Le Monde veut ranimer le front républicain !
De toute évidence le journal LE monde tente de ranimer le concept de front républicain , en pleine obsolescence y compris à gauche . Le seul problème c’est qu’on voit mal ce qu’il peut y avoir aujourd’hui de commun au sein des organisations très Balkanisées de cette gauche.
Éditorial du monde
Quatorze mois avant l’échéance présidentielle de 2022, il peut sembler prématuré de tirer le signal d’alarme autour d’une possible rupture du front républicain. Le présupposé est que la candidate du Rassemblement national (RN), Marine Le Pen, sera forcément au second tour de l’élection et que celui ou celle qui l’affrontera n’est plus assuré(e) de l’emporter, faute de pouvoir rassembler largement derrière sa personne le camp républicain.

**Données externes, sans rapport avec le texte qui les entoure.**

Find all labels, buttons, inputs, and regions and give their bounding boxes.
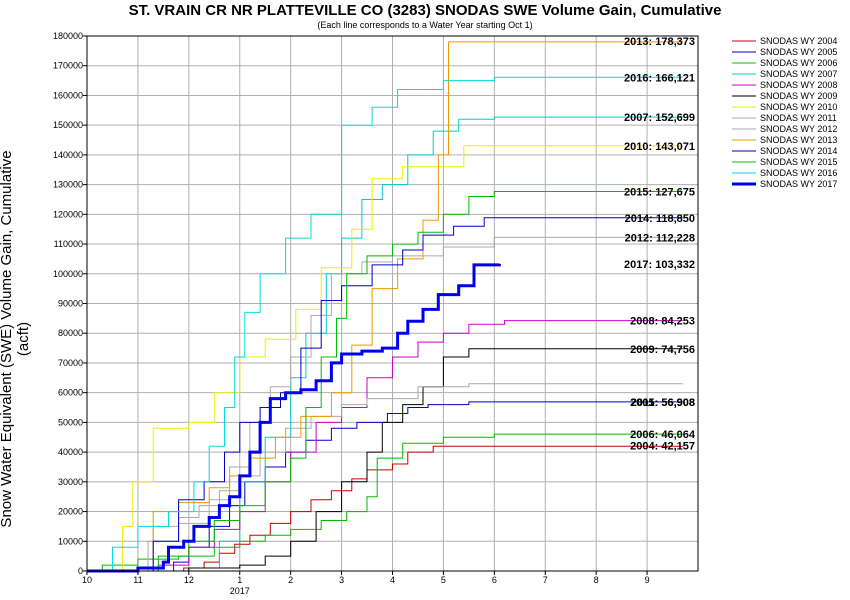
grid-layer — [86, 35, 698, 572]
legend-entry: SNODAS WY 2013 — [760, 135, 837, 145]
series-line — [87, 348, 683, 572]
series-end-label: 2016: 166,121 — [624, 72, 695, 84]
chart-title: ST. VRAIN CR NR PLATTEVILLE CO (3283) SN… — [128, 2, 722, 19]
series-end-label: 2013: 178,373 — [624, 36, 695, 48]
y-tick-label: 30000 — [58, 477, 83, 487]
y-tick-label: 150000 — [53, 120, 83, 130]
series-end-label: 2006: 46,064 — [630, 429, 696, 441]
series-line — [87, 263, 501, 573]
series-line — [87, 445, 684, 572]
x-tick-label: 4 — [390, 575, 395, 585]
y-tick-label: 110000 — [54, 239, 83, 249]
y-tick-label: 180000 — [53, 31, 83, 41]
y-tick-label: 100000 — [53, 269, 83, 279]
series-end-label: 2007: 152,699 — [624, 112, 695, 124]
x-tick-label: 6 — [492, 575, 497, 585]
series-line — [87, 383, 683, 572]
x-tick-label: 8 — [594, 575, 599, 585]
y-tick-label: 10000 — [58, 536, 83, 546]
series-line — [87, 76, 683, 572]
legend-entry: SNODAS WY 2015 — [760, 157, 837, 167]
y-tick-label: 120000 — [53, 209, 83, 219]
legend-entry: SNODAS WY 2012 — [760, 124, 837, 134]
y-tick-label: 40000 — [58, 447, 83, 457]
series-line — [87, 145, 683, 572]
end-label-layer: 2004: 42,157 2005: 56,908 2006: 46,064 2007… — [624, 36, 696, 453]
x-tick-label: 5 — [441, 575, 446, 585]
series-end-label: 2004: 42,157 — [630, 441, 695, 453]
x-tick-label: 11 — [133, 575, 142, 585]
axis-layer: 0 10000 20000 30000 40000 50000 60000 70000 8000… — [53, 31, 650, 596]
legend-entry: SNODAS WY 2004 — [760, 36, 837, 46]
series-end-label: 2014: 118,850 — [625, 213, 695, 225]
y-tick-label: 20000 — [58, 507, 83, 517]
series-end-label: 2005: 56,908 — [630, 397, 695, 409]
y-tick-label: 70000 — [58, 358, 83, 368]
series-line — [87, 320, 683, 572]
y-tick-label: 0 — [78, 566, 83, 576]
series-end-label: 2012: 112,228 — [625, 232, 695, 244]
series-line — [87, 116, 683, 572]
legend-entry: SNODAS WY 2014 — [760, 146, 837, 156]
chart-subtitle: (Each line corresponds to a Water Year s… — [317, 20, 533, 30]
series-end-label: 2017: 103,332 — [624, 259, 695, 271]
series-end-label: 2008: 84,253 — [630, 316, 695, 328]
legend-entry: SNODAS WY 2008 — [760, 80, 837, 90]
series-line — [87, 40, 684, 572]
series-end-label: 2009: 74,756 — [630, 344, 695, 356]
legend-entry: SNODAS WY 2017 — [760, 179, 837, 189]
y-tick-label: 130000 — [53, 180, 83, 190]
legend-entry: SNODAS WY 2009 — [760, 91, 837, 101]
series-line — [87, 191, 683, 572]
x-tick-label: 3 — [339, 575, 344, 585]
y-tick-label: 90000 — [58, 299, 83, 309]
legend-entry: SNODAS WY 2006 — [760, 58, 837, 68]
y-tick-label: 50000 — [58, 417, 83, 427]
y-tick-label: 160000 — [53, 90, 83, 100]
series-line — [87, 236, 683, 572]
legend-entry: SNODAS WY 2007 — [760, 69, 837, 79]
series-end-label: 2015: 127,675 — [624, 187, 695, 199]
series-end-label: 2010: 143,071 — [624, 141, 695, 153]
y-tick-label: 170000 — [53, 61, 83, 71]
y-tick-label: 80000 — [58, 328, 83, 338]
x-tick-label: 2 — [288, 575, 293, 585]
series-line — [87, 217, 683, 572]
x-tick-label: 1 — [237, 575, 242, 585]
legend-entry: SNODAS WY 2011 — [760, 113, 837, 123]
x-tick-label: 10 — [82, 575, 92, 585]
x-tick-label: 9 — [645, 575, 650, 585]
y-tick-label: 60000 — [58, 388, 83, 398]
series-layer — [87, 40, 684, 573]
x-year-label: 2017 — [230, 586, 250, 596]
legend-entry: SNODAS WY 2005 — [760, 47, 837, 57]
legend-entry: SNODAS WY 2016 — [760, 168, 837, 178]
x-tick-label: 7 — [543, 575, 548, 585]
series-line — [87, 401, 683, 572]
legend-entry: SNODAS WY 2010 — [760, 102, 837, 112]
series-end-label: 2011: 56,908 — [631, 397, 695, 409]
y-tick-label: 140000 — [53, 150, 83, 160]
series-line — [87, 433, 683, 572]
x-tick-label: 12 — [184, 575, 194, 585]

Ces spéculations ne tiennent pas compte du fait que le paysage politique est encore loin d’être stabilisé. Si Marine Le Pen et le fondateur de La France insoumise, Jean-Luc Mélenchon, se sont déjà déclarés, beaucoup d’autres candidats ne l’ont pas encore fait. L’interminable crise sanitaire contribue, en outre, à boucher l’horizon, alors que chaque campagne présidentielle crée sa propre dynamique. Les sondages publiés aujourd’hui ne sont donc que des indications, qui n’autorisent qu’une chose : s’interroger sur les ressorts de la grave crise démocratique que traverse le pays.
La consolidation de Marine Le Pen dans le paysage politique est un fait : son socle électoral apparaît solide, notamment dans les milieux populaires et chez les jeunes actifs. La politique de dédiabolisation qu’elle mène depuis 2011 pour tenter d’élargir son audience fait qu’elle a, en partie, neutralisé les réactions épidermiques que suscitait son père, Jean-Marie Le Pen. A partir du moment où la présidente du RN s’autoproclame « républicaine » et où une partie de ses adversaires la reconnaît comme telle, l’idée du front républicain se trouve automatiquement fissuré.
Le rassemblement des forces de droite et de gauche contre l’extrême droite a connu son apogée en 2002, lors du duel entre Jacques Chirac et Jean-Marie Le Pen. Il s’est, depuis, largement érodé : lors de l’entre-deux tours de l’élection présidentielle de 2017, Laurent Wauquiez, alors président par intérim du parti Les Républicains, n’a pas plus appelé à voter pour Emmanuel Macron que Jean-Luc Mélenchon, le candidat de La France Insoumise. Cette rupture pratiquée par certains leaders a été aussi le fait de nombreux électeurs, qui, par rage ou lassitude, passèrent outre aux consignes de leurs partis. Non seulement le front républicain a perdu de sa valeur morale, mais il a fini par apparaître à beaucoup comme un piège.
Elu au second tour de la présidentielle de 2002 avec 82,2 % des suffrages exprimés, Jacques Chirac n’a gouverné qu’avec la droite, dont il venait de réunir les composantes dans l’UMP. Elu au second tour de 2017 avec 66,1 % des suffrages, Emmanuel Macron s’est appuyé sur le parti qu’il venait de créer pour tenter de casser ceux du vieux monde, qui avaient, à ses yeux, failli. Une partie des électeurs qui avaient voté pour lui afin de faire barrage à Marine le Pen se sentent aujourd’hui ignorés, voire trahis.
La crise du front républicain recoupe celle de la représentation : des pans de plus en plus importants d’électeurs ne se sentent pas représentés, ce qui crée un fort risque de colère ou de retrait. Le record d’abstention aux élections municipales de 2020 nous l’a largement rappelé. Ces signaux inquiétants plaident pour une profonde remise en question de la pratique institutionnelle. Seule la perspective d’un contrat équitable entre les parties prenantes peut redonner consistance au front républicain. Le moment s’y prête, car, frappé par une longue crise sanitaire, le pays aura besoin, en 2022, de toutes les bonnes volontés pour se reconstruire. Cette vision nécessite cependant une révolution copernicienne tant elle apparaît à rebours de la pratique actuelle du pouvoir, centrée autour d’un seul homme, le président de la République.